I am following some notes on the computation of the vector two point function in QCD and I would like somebody to make some intermediate steps more explicit. Let's consider

$$\Pi_{\mu\nu}=i\mu^{2\epsilon}\int{}d^dx\,{}e^ {iqx}\langle\Omega|T\{j_{\mu}(x)j_{\nu}(0)\}|\Omega\rangle=(q_{\mu}q_{\nu}-\eta_{\mu\nu}q^2)\Pi,$$

where $\mu$ is a mass scale, $\epsilon$ is the regulator defined in $d=4-2\epsilon$ where $d$ is the dimensionality of space-time and $j_{\mu}(x)=\bar{q}(x)\gamma_{\mu}q(x)$.

The quantity I want to compute is $\Pi$. To do that we first multiply the equation above with $\eta^{\mu\nu}$ on both sides to obtain

$$\Pi=\frac{-i\mu^{2\epsilon}}{(d-1)q^2}\int{}d^dx\,{}e^ {iqx}\langle\Omega|T\{j_{\mu}(x)j^{\mu}(0)\}|\Omega\rangle=\ldots$$

My notes claim that this leads to

$$\ldots=\frac{-iN_c\mu^{2\epsilon}}{(d-1)q^2}\int{}d^dx\,{}e^ {iqx}Tr[S(x)\gamma_{\mu}S(-x)\gamma^{\mu}],$$

where $N_c$ is the number of colors and $S(x)$ is the free quark propagator.
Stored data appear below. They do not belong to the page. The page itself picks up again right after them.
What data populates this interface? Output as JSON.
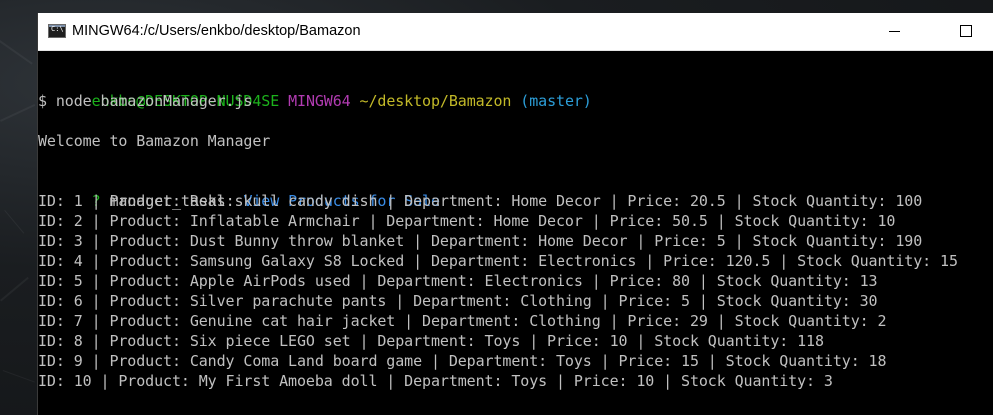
{
  "window": {
    "title": "MINGW64:/c/Users/enkbo/desktop/Bamazon",
    "icon_label": "C:\\"
  },
  "prompt": {
    "user_host": "enkbo@DESKTOP-NUSD4SE",
    "shell": "MINGW64",
    "path": "~/desktop/Bamazon",
    "branch": "(master)",
    "command": "$ node bamazonManager.js"
  },
  "welcome": "Welcome to Bamazon Manager",
  "question": {
    "mark": "?",
    "key": "manager_tasks:",
    "answer": "View Products for Sale"
  },
  "products": [
    "ID: 1 | Product: Real skull candy dish | Department: Home Decor | Price: 20.5 | Stock Quantity: 100",
    "ID: 2 | Product: Inflatable Armchair | Department: Home Decor | Price: 50.5 | Stock Quantity: 10",
    "ID: 3 | Product: Dust Bunny throw blanket | Department: Home Decor | Price: 5 | Stock Quantity: 190",
    "ID: 4 | Product: Samsung Galaxy S8 Locked | Department: Electronics | Price: 120.5 | Stock Quantity: 15",
    "ID: 5 | Product: Apple AirPods used | Department: Electronics | Price: 80 | Stock Quantity: 13",
    "ID: 6 | Product: Silver parachute pants | Department: Clothing | Price: 5 | Stock Quantity: 30",
    "ID: 7 | Product: Genuine cat hair jacket | Department: Clothing | Price: 29 | Stock Quantity: 2",
    "ID: 8 | Product: Six piece LEGO set | Department: Toys | Price: 10 | Stock Quantity: 118",
    "ID: 9 | Product: Candy Coma Land board game | Department: Toys | Price: 15 | Stock Quantity: 18",
    "ID: 10 | Product: My First Amoeba doll | Department: Toys | Price: 10 | Stock Quantity: 3"
  ],
  "colors": {
    "background": "#000000",
    "text": "#c0c0c0",
    "user_host": "#1cb21c",
    "shell": "#b13bb1",
    "path": "#c2b928",
    "branch": "#2c9ed8",
    "answer": "#3b8ee8"
  }
}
I want somebody to make the steps between the last two equations explicit.

Answer 1

Let's begin with

$$\langle\Omega|T\{j_{\mu}(x)j_{\nu}(0)\}|\Omega\rangle=\langle\Omega|T\{[\bar{q}(x)\gamma_{\mu}q(x)][\bar{q}(0)\gamma^{\mu}q(0)]\}|\Omega\rangle=$$

$$=\langle\Omega|T\{\bar{q}(x)_a^i(\gamma^{ij})_{\mu}q(x)_a^j\bar{q}(0)_b^k(\gamma^{kl})^{\mu}q(0)_b^l\}|\Omega\rangle=\ldots$$

where I have made the $i,j,k,l$ spinor indices and the $a,b$ color indices explicit. Reordering this we can write $$=\langle\Omega|T\{(\gamma^{ij})_{\mu}q(x)_a^j\bar{q}(0)_b^k(\gamma^{kl})^{\mu}q(0)_b^l\bar{q}(x)_a^i\}|\Omega\rangle=\ldots$$

we will work only to first order in perturbation theory. Then, we only save the identity from the interaction Hamiltonian's expansion, and contracting the adjacent quark fields to obtain connected diagrams we get

$$\ldots=(\gamma^{ij})_{\mu}S(x)_{ab}^{jk}(\gamma^{kl})^{\mu}S(-x)_{ba}^{li}=N_CTr[\gamma_{\mu}S(x)\gamma^{\mu}S(-x)]$$

where $S$ is the free fermion propagator and we have taken the trace over color indices obtaining the $N_C$. Plugging this in our original expression and changing the order of the matrices inside the traces taking advantage of the cyclic nature of traces we get

$$\frac{-iN_c\mu^{2\epsilon}}{(d-1)q^2}\int{}d^dx\,{}e^ {iqx}Tr[S(x)\gamma_{\mu}S(-x)\gamma^{\mu}]$$